RATIONNEMENT DE L’ESSENCE A MORONI.

Le rationnement de l'essence se poursuivait cette semaine, à Moroni, où de longues files d'automobilistes avaient assailli les stations d'essence. Certains automobilistes ont dû patienter des journées et des nuits entières dans leur véhicule pour espérer obtenir 20 litres du précieux carburant.

Des trafiquants n'ont pas voulu rater cette aubaine. Ils ont ainsi largement profité de la pénurie pour faire grimper les prix de l'essence au marché noir.

Vendredi 6 octobre, des automobilistes affirmaient avoir acheté 5 litres à 5000 francs comoriens soit plus du double du prix normal.

Si le petit bateau de dépannage arrivé de Zanzibar il y a quelques jours a permis d'éviter de justesse une rupture totale de stock, il n'a pas pu enrayer, loin de là, la pénurie.

L'assurance affichée alors par la direction de la Société Nationale des Hydrocarbures, a été prise en défaut cette semaine puisque la péniche dénommée "Le Shungui", a quitté Moroni mercredi pour un pays voisin avec mission de ramener au plus vite un autre stock de dépannage.

Pour certains observateurs, cela peut vouloir dire que, contrairement aux précédentes affirmations de la direction de la société, il n'est pas certain que la quantité livrée par le petit bateau zanzibarien puisse tenir jusqu'à l'arrivée de l'approvisionnement normal en provenance de Dubai entre le 2 et le 10 octobre.

Durant l'embargo contre Anjouan, un trafic intense de fuel a eu lieu entre cette île et les deux autres, à savoir Ngazidja (Grande Comore) et Mwali (Mohéli).

La pénurie d'hydrocarbures qui y sévissait alors donnait aux trafiquants une occasion rêvée de réaliser des bénéfices exorbitants.

La seconde raison est que la société a longtemps différé la commande de la nouvelle cargaison, dans l'espoir de voir la tendance du prix sur le marché international s'inverser.

Le journal indépendant l'"Archipel", attribue cette pénurie au fait que pendant et après les négociations de Fomboni, les autorités de Moroni avaient cédé une partie du stock à l'île séparatiste d'Anjouan alors au bord de l'asphyxie.

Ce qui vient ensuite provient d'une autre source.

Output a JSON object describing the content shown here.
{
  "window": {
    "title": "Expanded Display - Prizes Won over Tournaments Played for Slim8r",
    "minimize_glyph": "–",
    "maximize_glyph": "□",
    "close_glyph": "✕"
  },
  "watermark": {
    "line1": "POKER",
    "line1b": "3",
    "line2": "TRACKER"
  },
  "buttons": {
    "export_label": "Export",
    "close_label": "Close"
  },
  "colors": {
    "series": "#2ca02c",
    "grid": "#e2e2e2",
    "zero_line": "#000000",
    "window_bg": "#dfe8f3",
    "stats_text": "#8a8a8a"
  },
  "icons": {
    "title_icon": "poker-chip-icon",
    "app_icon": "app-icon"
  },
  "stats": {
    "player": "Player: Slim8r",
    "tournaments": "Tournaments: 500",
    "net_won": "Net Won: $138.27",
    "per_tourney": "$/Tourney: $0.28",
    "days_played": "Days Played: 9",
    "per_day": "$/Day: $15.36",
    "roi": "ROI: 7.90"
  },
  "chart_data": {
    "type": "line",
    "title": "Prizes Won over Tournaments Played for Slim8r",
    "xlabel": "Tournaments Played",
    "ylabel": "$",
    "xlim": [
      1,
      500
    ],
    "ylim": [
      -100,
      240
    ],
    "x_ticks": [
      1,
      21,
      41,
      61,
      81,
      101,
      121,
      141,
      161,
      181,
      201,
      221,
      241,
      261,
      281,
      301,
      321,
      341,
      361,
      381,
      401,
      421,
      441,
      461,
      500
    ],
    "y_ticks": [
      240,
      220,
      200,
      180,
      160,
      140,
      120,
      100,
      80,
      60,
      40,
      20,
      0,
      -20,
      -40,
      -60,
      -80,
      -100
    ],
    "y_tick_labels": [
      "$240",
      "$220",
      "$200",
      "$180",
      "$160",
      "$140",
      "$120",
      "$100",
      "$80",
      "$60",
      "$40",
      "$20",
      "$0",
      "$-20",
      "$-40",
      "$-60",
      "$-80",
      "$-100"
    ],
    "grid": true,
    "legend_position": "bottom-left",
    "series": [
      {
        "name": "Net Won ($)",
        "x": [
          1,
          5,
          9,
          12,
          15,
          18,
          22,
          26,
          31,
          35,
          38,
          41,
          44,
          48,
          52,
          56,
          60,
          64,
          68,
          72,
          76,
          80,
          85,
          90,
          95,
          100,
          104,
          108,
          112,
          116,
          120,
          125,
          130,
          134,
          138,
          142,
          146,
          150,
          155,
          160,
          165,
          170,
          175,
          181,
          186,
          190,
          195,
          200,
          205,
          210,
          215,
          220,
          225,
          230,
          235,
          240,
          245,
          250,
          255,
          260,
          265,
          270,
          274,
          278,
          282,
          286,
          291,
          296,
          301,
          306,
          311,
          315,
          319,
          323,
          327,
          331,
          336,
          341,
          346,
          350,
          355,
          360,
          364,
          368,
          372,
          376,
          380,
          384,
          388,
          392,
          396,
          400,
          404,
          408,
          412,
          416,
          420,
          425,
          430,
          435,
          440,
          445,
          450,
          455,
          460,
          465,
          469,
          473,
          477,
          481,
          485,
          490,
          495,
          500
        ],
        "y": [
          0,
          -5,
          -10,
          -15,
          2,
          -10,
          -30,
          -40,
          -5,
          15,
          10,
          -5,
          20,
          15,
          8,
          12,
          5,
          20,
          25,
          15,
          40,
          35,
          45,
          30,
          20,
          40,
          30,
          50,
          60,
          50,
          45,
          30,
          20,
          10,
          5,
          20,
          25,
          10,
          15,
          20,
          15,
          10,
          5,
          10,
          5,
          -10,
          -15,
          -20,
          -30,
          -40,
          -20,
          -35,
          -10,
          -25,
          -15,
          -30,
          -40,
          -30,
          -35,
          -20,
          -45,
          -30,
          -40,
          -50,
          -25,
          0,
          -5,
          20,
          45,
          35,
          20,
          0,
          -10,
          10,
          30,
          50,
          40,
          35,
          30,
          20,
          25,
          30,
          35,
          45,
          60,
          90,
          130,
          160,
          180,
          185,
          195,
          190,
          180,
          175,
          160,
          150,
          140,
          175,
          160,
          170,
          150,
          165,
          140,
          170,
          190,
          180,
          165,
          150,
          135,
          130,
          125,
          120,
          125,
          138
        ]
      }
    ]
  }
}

Les pêcheurs hésitent à aller en mer de peur d'être victimes de panne sèche et une des fâcheuses conséquences de cette situation est la raréfaction du poisson alors que les automobilistes ont limité au maximum leurs courses, donnant aux habitants de la capitale l'impression d'être continuellement en week-end.

"J'ai mis 10 litres d'essence depuis avant-hier. J'effectue deux courses par jour, pour mes enfants qui vont à l'école, confie Chéha, un employé de la Comorienne de l'Eau et de l'Electricité.

Par ailleurs, certains propriétaires de station d'essence se plaignent de subir une certaine discrimination dans le rationnement quotidien en cours. "Ceux qui ont pris une part active dans notre récente grève ne reçoivent pas parfois leur part fixée à 2000 litres par jour, indique un propriétaire de station.

"C'est peut-être une forme de représailles, suite à notre grève, estime M. Choudjam Bamaba, propriétaire de la station "Itsandra", précisant que si la pénurie doit durer, il sera obligé de mettre son personnel au chômage technique.

L'île de Mohéli et celle de la Grande Comore étaient totalement paralysées mercredi par une pénurie de carburant qui s'est aggravée cette semaine. A Moroni par exemple, le boulevard Kathala, une des plus grandes artères de la ville, avait des allures d'une route piétonne, les véhicules étant rares.

A la gare routière de Volo-Volo, des centaines de personnes se battaient pour obtenir une place dans les rares taxi-brousse, alors que les maîtresses de maison se rendaient, d'une station à une autre, le jerricane à la main, en espérant obtenir un peu de pétrole lampant.

En fin de matinée, un petit bateau venu d'Anjouan, le Mlédjélé, avait ramené à Moroni 50 M3 d'essence distribuée aussitôt dans les stations de la capitale, provoquant une hystérie générale entre porteurs de jerricanes et automobilistes en attente depuis plusieurs jours.

En fin d'après-midi, ces stations avaient vidé leurs citernes, mais les files d'attente des véhicules étaient encore là.

Certains pêcheurs font venir d'Anjouan, à bord de pirogue Kwassa Kwassa, des jerricanes d'essence qu'ils écoulent au double du prix normal.

Le bateau "qui doit ramener un stock de dépannage de Zanzibar n'était pas encore arrivé à Moroni mercredi soir.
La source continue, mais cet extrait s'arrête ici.